En 2017, après six ans passés en France, la sociologue a acquis la nationalité française. Une qualité qui devrait la protéger, étant donné que la France n’extrade plus ses nationaux depuis 1820. Cependant, l’article 696-4 du Code de procédure pénale, issu de la loi du 9 mars 2004, précise que la nationalité de la personne réclamée est “appréciée à l’époque de l’infraction pour laquelle l’extradition est requise”. Or, le 9 juillet 1998, date de l’explosion du bazar aux épices à laquelle elle est accusée d’avoir collaboré, Pinar Selek n’était pas encore française.

En théorie, elle pourrait être extradée. D’autres binationaux l’ont d’ailleurs été avant elle. En 2019, l’ex policier franco-argentin Mario Sandoval, qui résidait en France et avait été naturalisé français en 1997, avait été extradé vers l’Argentine pour des faits commis entre 1976 et 1983. Mais l’histoire semble aujourd’hui bien différente. Tandis que Mario Sandoval était un criminel de guerre, dont la culpabilité ne faisait alors aucun doute, Pinar Selek est une sociologue et militante qui, aux yeux du monde, est surtout la victime d’une machination judiciaire, l’indépendance de la justice en Turquie n’étant plus suffisamment assurée, surtout depuis le coup d’État raté de 2016. La loi française prévoit que le gouvernement ne peut autoriser l’extradition si “le tribunal n’assur[e] pas les garanties fondamentales de procédure et de protection des droits de la défense”, ou encore si l’extradition “est demandée dans un but politique”. Un but politique aisément démontrable, puisque Pinar Selek, avant d’être naturalisée française, avait bénéficié du statut de réfugié, justement pour les poursuites dont elle faisait déjà l’objet dans l’affaire de l’explosion du bazar aux épices.

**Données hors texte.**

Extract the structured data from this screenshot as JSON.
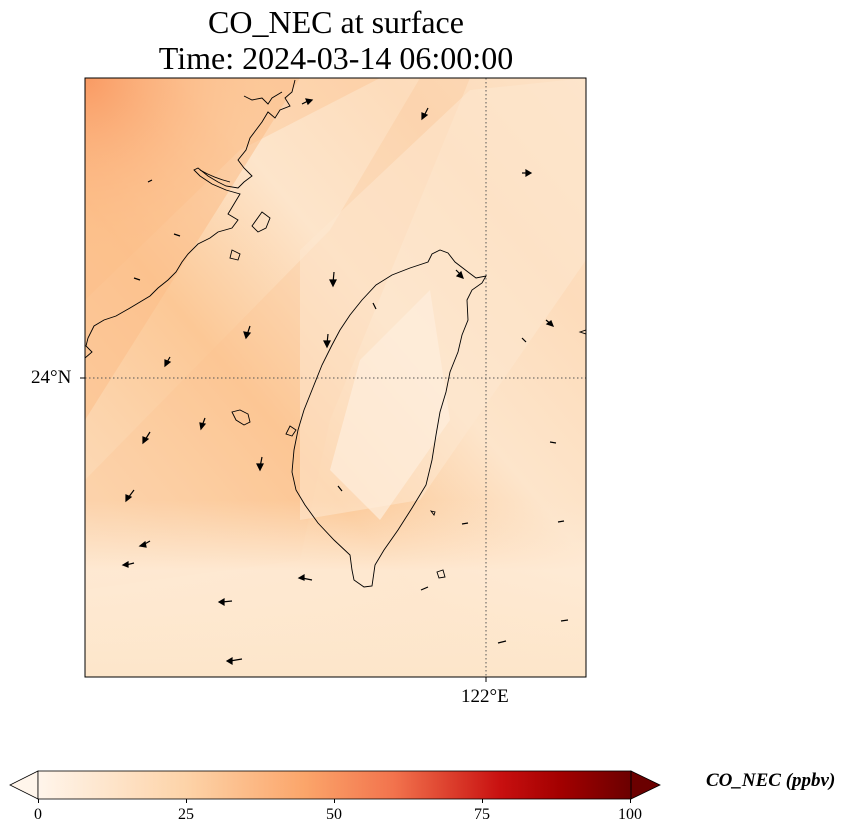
{
  "title": {
    "line1": "CO_NEC at surface",
    "line2": "Time: 2024-03-14 06:00:00"
  },
  "map": {
    "lat_label": "24°N",
    "lon_label": "122°E",
    "gridlines": "dotted",
    "wind_vectors": "black arrows",
    "coastline": "black"
  },
  "colorbar": {
    "label": "CO_NEC (ppbv)",
    "colormap": "Oranges-to-dark-red",
    "range": [
      0,
      100
    ],
    "ticks": [
      "0",
      "25",
      "50",
      "75",
      "100"
    ],
    "extend": "both",
    "colors": [
      "#fff5eb",
      "#fdd0a2",
      "#fdae6b",
      "#f16913",
      "#b30000",
      "#7f0000"
    ]
  }
}
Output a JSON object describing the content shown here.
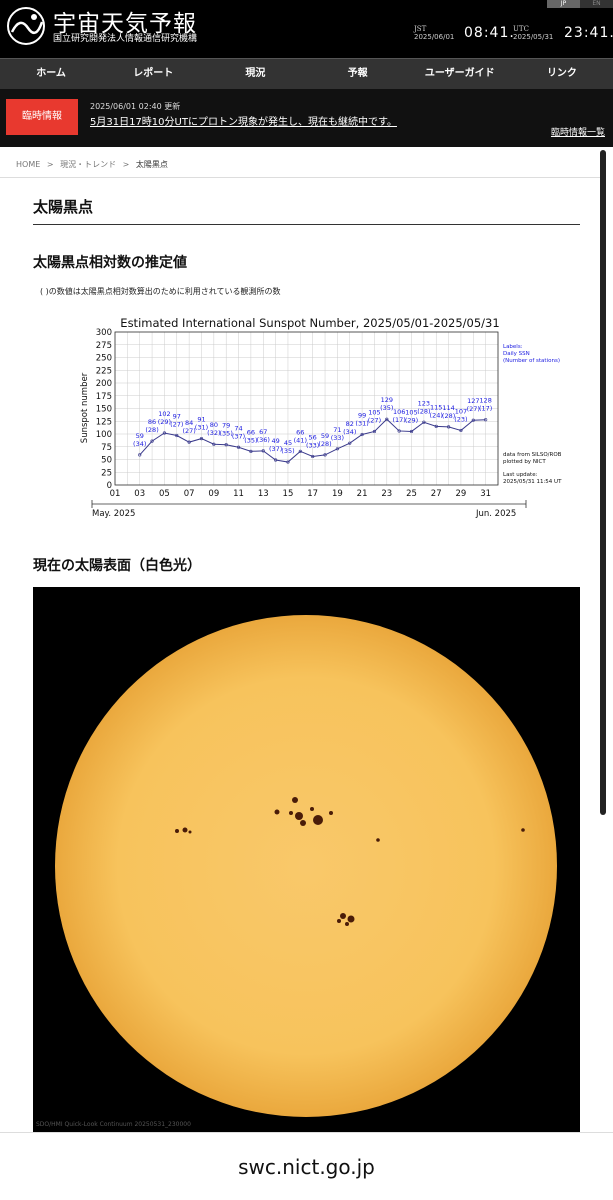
{
  "header": {
    "title": "宇宙天気予報",
    "subtitle": "国立研究開発法人情報通信研究機構",
    "lang_ja": "JP",
    "lang_en": "EN",
    "jst_label": "JST",
    "jst_date": "2025/06/01",
    "jst_time": "08:41.",
    "utc_label": "UTC",
    "utc_date": "2025/05/31",
    "utc_time": "23:41."
  },
  "nav": [
    "ホーム",
    "レポート",
    "現況",
    "予報",
    "ユーザーガイド",
    "リンク"
  ],
  "alert": {
    "badge": "臨時情報",
    "updated": "2025/06/01 02:40 更新",
    "message": "5月31日17時10分UTにプロトン現象が発生し、現在も継続中です。",
    "list_link": "臨時情報一覧"
  },
  "breadcrumb": [
    "HOME",
    "現況・トレンド",
    "太陽黒点"
  ],
  "breadcrumb_sep": ">",
  "page_title": "太陽黒点",
  "section_ssn": {
    "heading": "太陽黒点相対数の推定値",
    "note": "( )の数値は太陽黒点相対数算出のために利用されている観測所の数"
  },
  "chart_data": {
    "type": "line",
    "title": "Estimated International Sunspot Number, 2025/05/01-2025/05/31",
    "ylabel": "Sunspot number",
    "xlabel_left": "May. 2025",
    "xlabel_right": "Jun. 2025",
    "ylim": [
      0,
      300
    ],
    "xlim": [
      1,
      32
    ],
    "yticks": [
      0,
      25,
      50,
      75,
      100,
      125,
      150,
      175,
      200,
      225,
      250,
      275,
      300
    ],
    "xticks": [
      "01",
      "03",
      "05",
      "07",
      "09",
      "11",
      "13",
      "15",
      "17",
      "19",
      "21",
      "23",
      "25",
      "27",
      "29",
      "31"
    ],
    "grid": true,
    "x": [
      3,
      4,
      5,
      6,
      7,
      8,
      9,
      10,
      11,
      12,
      13,
      14,
      15,
      16,
      17,
      18,
      19,
      20,
      21,
      22,
      23,
      24,
      25,
      26,
      27,
      28,
      29,
      30,
      31
    ],
    "values": [
      59,
      86,
      102,
      97,
      84,
      91,
      80,
      79,
      74,
      66,
      67,
      49,
      45,
      66,
      56,
      59,
      71,
      82,
      99,
      105,
      129,
      106,
      105,
      123,
      115,
      114,
      107,
      127,
      128
    ],
    "stations": [
      34,
      28,
      29,
      27,
      27,
      31,
      32,
      35,
      37,
      35,
      36,
      37,
      35,
      41,
      33,
      28,
      33,
      34,
      31,
      27,
      35,
      17,
      29,
      28,
      24,
      28,
      23,
      27,
      17
    ],
    "side_labels": [
      "Labels:",
      "Daily SSN",
      "(Number of stations)"
    ],
    "data_source": [
      "data from SILSO/ROB",
      "plotted by NICT"
    ],
    "last_update": [
      "Last update:",
      "2025/05/31 11:54 UT"
    ],
    "line_color": "#3a3a8c",
    "label_color": "#1a1ae0"
  },
  "section_sun": {
    "heading": "現在の太陽表面（白色光）",
    "caption": "SDO/HMI  Quick-Look  Continuum  20250531_230000",
    "disk_color": "#f7c35c"
  },
  "url": "swc.nict.go.jp"
}
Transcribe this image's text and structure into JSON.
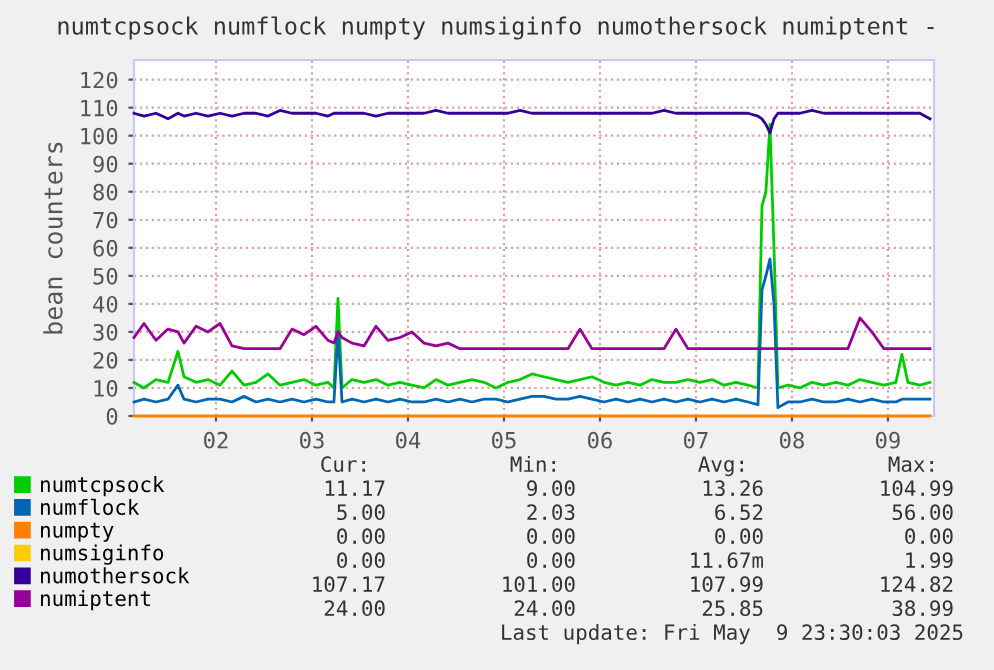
{
  "chart_data": {
    "type": "line",
    "title": "numtcpsock numflock numpty numsiginfo numothersock numiptent -",
    "ylabel": "bean counters",
    "x": [
      1.646,
      1.75,
      1.875,
      2.0,
      2.104,
      2.167,
      2.292,
      2.417,
      2.542,
      2.667,
      2.792,
      2.917,
      3.042,
      3.167,
      3.292,
      3.417,
      3.542,
      3.667,
      3.729,
      3.771,
      3.813,
      3.917,
      4.042,
      4.167,
      4.292,
      4.417,
      4.542,
      4.667,
      4.792,
      4.917,
      5.042,
      5.167,
      5.292,
      5.417,
      5.542,
      5.667,
      5.792,
      5.917,
      6.042,
      6.167,
      6.292,
      6.417,
      6.542,
      6.667,
      6.792,
      6.917,
      7.042,
      7.167,
      7.292,
      7.417,
      7.542,
      7.667,
      7.792,
      7.917,
      8.042,
      8.146,
      8.188,
      8.229,
      8.271,
      8.313,
      8.354,
      8.458,
      8.583,
      8.708,
      8.833,
      8.958,
      9.083,
      9.208,
      9.333,
      9.458,
      9.583,
      9.646,
      9.708,
      9.833,
      9.938
    ],
    "series": [
      {
        "name": "numtcpsock",
        "color": "#00cc00",
        "values": [
          12,
          10,
          13,
          12,
          23,
          14,
          12,
          13,
          11,
          16,
          11,
          12,
          15,
          11,
          12,
          13,
          11,
          12,
          10,
          42,
          10,
          13,
          12,
          13,
          11,
          12,
          11,
          10,
          13,
          11,
          12,
          13,
          12,
          10,
          12,
          13,
          15,
          14,
          13,
          12,
          13,
          14,
          12,
          11,
          12,
          11,
          13,
          12,
          12,
          13,
          12,
          13,
          11,
          12,
          11,
          10,
          75,
          80,
          104,
          60,
          10,
          11,
          10,
          12,
          11,
          12,
          11,
          13,
          12,
          11,
          12,
          22,
          12,
          11,
          12
        ]
      },
      {
        "name": "numflock",
        "color": "#0066b3",
        "values": [
          5,
          6,
          5,
          6,
          11,
          6,
          5,
          6,
          6,
          5,
          7,
          5,
          6,
          5,
          6,
          5,
          6,
          5,
          5,
          30,
          5,
          6,
          5,
          6,
          5,
          6,
          5,
          5,
          6,
          5,
          6,
          5,
          6,
          6,
          5,
          6,
          7,
          7,
          6,
          6,
          7,
          6,
          5,
          6,
          5,
          6,
          5,
          6,
          5,
          6,
          5,
          6,
          5,
          6,
          5,
          4,
          45,
          50,
          56,
          40,
          3,
          5,
          5,
          6,
          5,
          5,
          6,
          5,
          6,
          5,
          5,
          6,
          6,
          6,
          6
        ]
      },
      {
        "name": "numpty",
        "color": "#ff8000",
        "values": [
          0,
          0,
          0,
          0,
          0,
          0,
          0,
          0,
          0,
          0,
          0,
          0,
          0,
          0,
          0,
          0,
          0,
          0,
          0,
          0,
          0,
          0,
          0,
          0,
          0,
          0,
          0,
          0,
          0,
          0,
          0,
          0,
          0,
          0,
          0,
          0,
          0,
          0,
          0,
          0,
          0,
          0,
          0,
          0,
          0,
          0,
          0,
          0,
          0,
          0,
          0,
          0,
          0,
          0,
          0,
          0,
          0,
          0,
          0,
          0,
          0,
          0,
          0,
          0,
          0,
          0,
          0,
          0,
          0,
          0,
          0,
          0,
          0,
          0,
          0
        ]
      },
      {
        "name": "numsiginfo",
        "color": "#ffcc00",
        "values": [
          null,
          null,
          null,
          null,
          null,
          null,
          null,
          null,
          null,
          null,
          null,
          null,
          null,
          null,
          null,
          null,
          null,
          null,
          null,
          null,
          null,
          null,
          null,
          null,
          null,
          null,
          null,
          null,
          null,
          null,
          null,
          null,
          null,
          null,
          null,
          null,
          null,
          null,
          null,
          null,
          null,
          null,
          null,
          null,
          null,
          null,
          null,
          null,
          null,
          null,
          null,
          null,
          null,
          null,
          null,
          null,
          null,
          null,
          null,
          null,
          null,
          null,
          null,
          null,
          null,
          null,
          null,
          null,
          null,
          null,
          null,
          null,
          null,
          null,
          null
        ]
      },
      {
        "name": "numothersock",
        "color": "#330099",
        "values": [
          108,
          107,
          108,
          106,
          108,
          107,
          108,
          107,
          108,
          107,
          108,
          108,
          107,
          109,
          108,
          108,
          108,
          107,
          108,
          108,
          108,
          108,
          108,
          107,
          108,
          108,
          108,
          108,
          109,
          108,
          108,
          108,
          108,
          108,
          108,
          109,
          108,
          108,
          108,
          108,
          108,
          108,
          108,
          108,
          108,
          108,
          108,
          109,
          108,
          108,
          108,
          108,
          108,
          108,
          108,
          107,
          106,
          104,
          101,
          106,
          108,
          108,
          108,
          109,
          108,
          108,
          108,
          108,
          108,
          108,
          108,
          108,
          108,
          108,
          106
        ]
      },
      {
        "name": "numiptent",
        "color": "#990099",
        "values": [
          28,
          33,
          27,
          31,
          30,
          26,
          32,
          30,
          33,
          25,
          24,
          24,
          24,
          24,
          31,
          29,
          32,
          27,
          26,
          30,
          28,
          26,
          25,
          32,
          27,
          28,
          30,
          26,
          25,
          26,
          24,
          24,
          24,
          24,
          24,
          24,
          24,
          24,
          24,
          24,
          31,
          24,
          24,
          24,
          24,
          24,
          24,
          24,
          31,
          24,
          24,
          24,
          24,
          24,
          24,
          24,
          24,
          24,
          24,
          24,
          24,
          24,
          24,
          24,
          24,
          24,
          24,
          35,
          30,
          24,
          24,
          24,
          24,
          24,
          24
        ]
      }
    ],
    "xlim": [
      1.646,
      9.98
    ],
    "ylim": [
      0,
      127
    ],
    "xticks": [
      {
        "value": 2.5,
        "label": "02"
      },
      {
        "value": 3.5,
        "label": "03"
      },
      {
        "value": 4.5,
        "label": "04"
      },
      {
        "value": 5.5,
        "label": "05"
      },
      {
        "value": 6.5,
        "label": "06"
      },
      {
        "value": 7.5,
        "label": "07"
      },
      {
        "value": 8.5,
        "label": "08"
      },
      {
        "value": 9.5,
        "label": "09"
      }
    ],
    "yticks": [
      0,
      10,
      20,
      30,
      40,
      50,
      60,
      70,
      80,
      90,
      100,
      110,
      120
    ],
    "grid": true,
    "legend": "bottom",
    "marker": "none",
    "line_style": "solid",
    "annotations": [
      "Cur:",
      "Min:",
      "Avg:",
      "Max:",
      "11.17",
      "9.00",
      "13.26",
      "104.99",
      "5.00",
      "2.03",
      "6.52",
      "56.00",
      "0.00",
      "0.00",
      "0.00",
      "0.00",
      "0.00",
      "0.00",
      "11.67m",
      "1.99",
      "107.17",
      "101.00",
      "107.99",
      "124.82",
      "24.00",
      "24.00",
      "25.85",
      "38.99",
      "Last update: Fri May  9 23:30:03 2025"
    ]
  }
}
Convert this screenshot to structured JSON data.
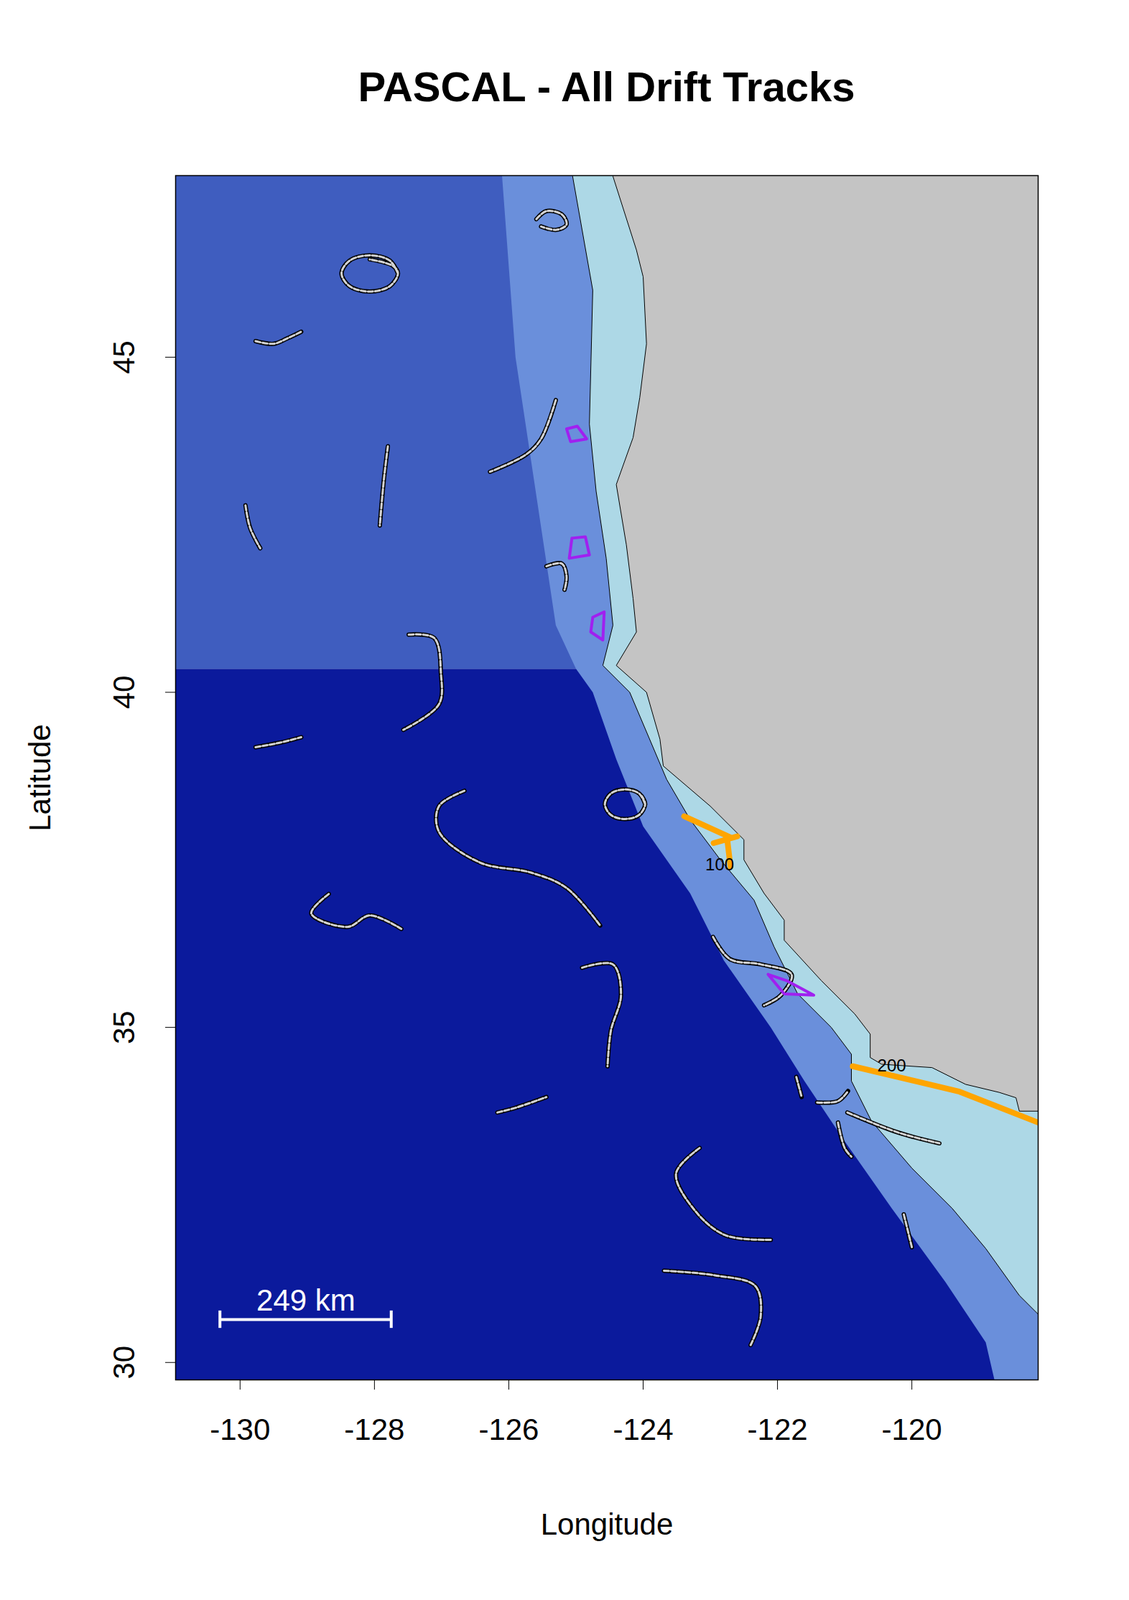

La France continuera de lui apporter le soutien qu’elle lui a toujours accordé depuis le début

En pratique, une réponse favorable de la France semble donc hautement improbable. Pinar Selek bénéficie d’ailleurs de la protection académique de l’université de Strasbourg et de la protection de l’État français sur le territoire national, comme l’a rappelé le ministère de l’Europe et des affaires étrangères, en réponse à une question de la sénatrice Céline Brulin, en décembre 2022. Une réponse que le ministère terminait alors par ces mots : “La France continuera de lui apporter le soutien qu’elle lui a toujours accordé depuis le début”.

Et quand bien même le gouvernement français décidait de l’extrader, les recours judiciaires en France et devant le Cour européenne des droits de l’homme devraient permettre de bloquer son renvoi en Turquie, où elle serait immédiatement incarcérée.

Dans un message depuis Paris à ses soutiens, vendredi soir, Pinar Selek, harassée par 25 ans de procès mais ne perdant pas espoir, a bien résumé l’état d’esprit de ses soutiens : “le processus n’est pas terminé, je me sens épuisée, mais les loups blessés sont féroces”.